Subject: Re: NetBSD and large pps
To: Jonathan Stone <jonathan@dsg.stanford.edu>
From: Mihai CHELARU <kefren@netbastards.org>
List: tech-net
Date: 12/03/2004 11:02:22
Jonathan Stone wrote:
> In message <41AEEAB0.9000506@netbastards.org>Mihai CHELARU writes
>
>>Hello,
>>
>>I observed that NetBSD is not able to route more than 30kpps. When it
>>reaches this limit it usually stays there for a while and then suddenly
>>reboots. I don't use NAPI nics so I get around 30k irqs/sec. Is this a
>>known issue ? What can I do about it ?
>
>
> It woul help a lot if you could restate your question using
> better-accepted terminology, and in rather more detail.
>
> I assume that 'irq/sec' means interrupts per second, but its not clear
> if that's just from your NICs, or all interrupts. It doesn't seem
> woefully high to me, but you don't state what CPU architecture or what
> model/speed of CPU you're using (x86 of some kind?), or even which
> NetBSD version (1.6.2, 2.0, or -current? I also don't know what NAPI
> is; is it perhaps Microsoft- or LInux-centric jargon for some flavour
> of TCP offload? That's unlikely to help for IP routing.
>
> That said, you can get a dramatic increase in peak throughput by
> trading off for increased latency. Some drivers have hooks to let you
> experiment with that via sysctl. However, at large packet rates, you
> will also need to increase the limits on packet-queue sizes: otherwise
> the NICs may hand back more Ethernet frames in a single interrupt than
> the IP input queue is prepared to hold, and you get persistent drastic
> packet loss.
>
> Also, what kind of forwarding do you require? Layer-2 bridging, normal
> IP routing, or IP routing with firewall filtering as well?
>
Hello Jonathan,
Ok, sorry, I forgot to mention, it's NetBSD-2-0 i386. The hardware
configuration is this:
- dual Xeon @ 2GHz
- HT enabled
- 1GB RAM
- 2 * BCM5702X PCI-X nic
Software tweaks:
- HZ 1000
So, I have 4000 IRQs/sec generated by scheduler. Rest of IRQs/sec is
less than 200, except the NIC IRQ that is filling up to 30000 IRQs/sec.

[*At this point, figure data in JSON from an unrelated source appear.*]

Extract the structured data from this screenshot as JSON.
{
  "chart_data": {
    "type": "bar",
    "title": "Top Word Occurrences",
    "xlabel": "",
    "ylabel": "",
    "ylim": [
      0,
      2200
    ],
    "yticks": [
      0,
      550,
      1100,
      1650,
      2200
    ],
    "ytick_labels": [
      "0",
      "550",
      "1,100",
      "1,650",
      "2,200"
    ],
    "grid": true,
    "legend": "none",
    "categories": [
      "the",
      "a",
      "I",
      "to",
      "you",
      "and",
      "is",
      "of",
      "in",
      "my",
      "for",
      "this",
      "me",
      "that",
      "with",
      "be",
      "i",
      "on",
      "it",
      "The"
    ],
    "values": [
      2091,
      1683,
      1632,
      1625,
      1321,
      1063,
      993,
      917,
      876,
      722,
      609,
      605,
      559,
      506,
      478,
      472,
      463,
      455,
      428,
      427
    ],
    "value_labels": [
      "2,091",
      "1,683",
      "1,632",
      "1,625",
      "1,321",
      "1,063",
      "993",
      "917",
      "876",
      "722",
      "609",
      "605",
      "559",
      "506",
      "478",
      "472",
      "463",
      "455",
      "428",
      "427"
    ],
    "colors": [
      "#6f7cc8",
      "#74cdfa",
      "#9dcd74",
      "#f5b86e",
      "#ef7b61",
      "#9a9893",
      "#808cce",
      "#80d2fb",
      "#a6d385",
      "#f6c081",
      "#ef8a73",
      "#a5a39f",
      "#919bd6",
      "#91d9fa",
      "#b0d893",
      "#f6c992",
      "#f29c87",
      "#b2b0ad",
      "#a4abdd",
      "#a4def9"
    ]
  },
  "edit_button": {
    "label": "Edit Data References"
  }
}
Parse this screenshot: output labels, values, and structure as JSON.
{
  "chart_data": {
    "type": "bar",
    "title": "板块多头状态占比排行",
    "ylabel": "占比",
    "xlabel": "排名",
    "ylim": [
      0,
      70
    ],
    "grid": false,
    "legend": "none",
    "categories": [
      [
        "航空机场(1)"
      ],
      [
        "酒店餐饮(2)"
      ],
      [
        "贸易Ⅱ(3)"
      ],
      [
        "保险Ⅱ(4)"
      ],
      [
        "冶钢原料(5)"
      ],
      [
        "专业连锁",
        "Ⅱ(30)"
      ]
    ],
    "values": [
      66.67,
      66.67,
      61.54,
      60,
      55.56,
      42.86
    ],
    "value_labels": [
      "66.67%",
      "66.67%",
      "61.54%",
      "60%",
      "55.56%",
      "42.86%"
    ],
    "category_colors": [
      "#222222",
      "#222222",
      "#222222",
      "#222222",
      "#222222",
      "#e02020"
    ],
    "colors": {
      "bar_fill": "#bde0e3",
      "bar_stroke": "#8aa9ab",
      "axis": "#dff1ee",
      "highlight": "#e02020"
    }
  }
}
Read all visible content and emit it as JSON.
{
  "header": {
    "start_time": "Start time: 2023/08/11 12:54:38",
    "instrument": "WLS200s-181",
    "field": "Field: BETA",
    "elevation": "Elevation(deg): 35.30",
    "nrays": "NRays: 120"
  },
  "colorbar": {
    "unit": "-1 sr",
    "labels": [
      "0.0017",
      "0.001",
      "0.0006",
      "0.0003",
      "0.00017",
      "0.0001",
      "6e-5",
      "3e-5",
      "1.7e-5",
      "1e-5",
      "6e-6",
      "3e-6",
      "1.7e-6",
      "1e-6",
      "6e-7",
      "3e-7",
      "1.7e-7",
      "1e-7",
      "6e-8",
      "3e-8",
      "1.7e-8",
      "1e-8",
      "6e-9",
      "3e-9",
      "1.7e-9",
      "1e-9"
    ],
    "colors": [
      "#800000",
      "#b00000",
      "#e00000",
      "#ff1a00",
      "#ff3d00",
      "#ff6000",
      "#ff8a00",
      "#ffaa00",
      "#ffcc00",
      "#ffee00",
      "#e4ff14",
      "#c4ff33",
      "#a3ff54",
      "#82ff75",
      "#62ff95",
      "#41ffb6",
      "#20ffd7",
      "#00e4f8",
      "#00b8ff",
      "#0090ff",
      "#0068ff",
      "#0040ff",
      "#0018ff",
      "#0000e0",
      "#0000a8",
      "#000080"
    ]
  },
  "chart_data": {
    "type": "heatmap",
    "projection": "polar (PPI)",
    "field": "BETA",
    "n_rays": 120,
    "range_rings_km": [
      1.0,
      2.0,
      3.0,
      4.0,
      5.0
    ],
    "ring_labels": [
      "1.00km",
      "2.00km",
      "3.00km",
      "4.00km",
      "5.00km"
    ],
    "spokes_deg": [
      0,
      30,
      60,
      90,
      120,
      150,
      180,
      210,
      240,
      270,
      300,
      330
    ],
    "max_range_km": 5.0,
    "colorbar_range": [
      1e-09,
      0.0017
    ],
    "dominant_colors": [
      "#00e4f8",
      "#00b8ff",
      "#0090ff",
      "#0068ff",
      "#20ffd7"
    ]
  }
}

NAPI means RX polling, meaning that not for every packet received there
is an IRQ generated. Don't know more, this is what I understood from
Google :) So it's not TCP TX cksum offload or such. Anyway, I don't
beleive it has such feature (I only seen this on Intel e1000).
Routing/Bridging don't matter. It just won't accept more than 25k pps in
both situations on ingress (this is corresponding to about 30000
IRQs/sec). Even more, lowering HZ back to 100 makes it accept more
packets up to the limit of 30k IRQs/sec.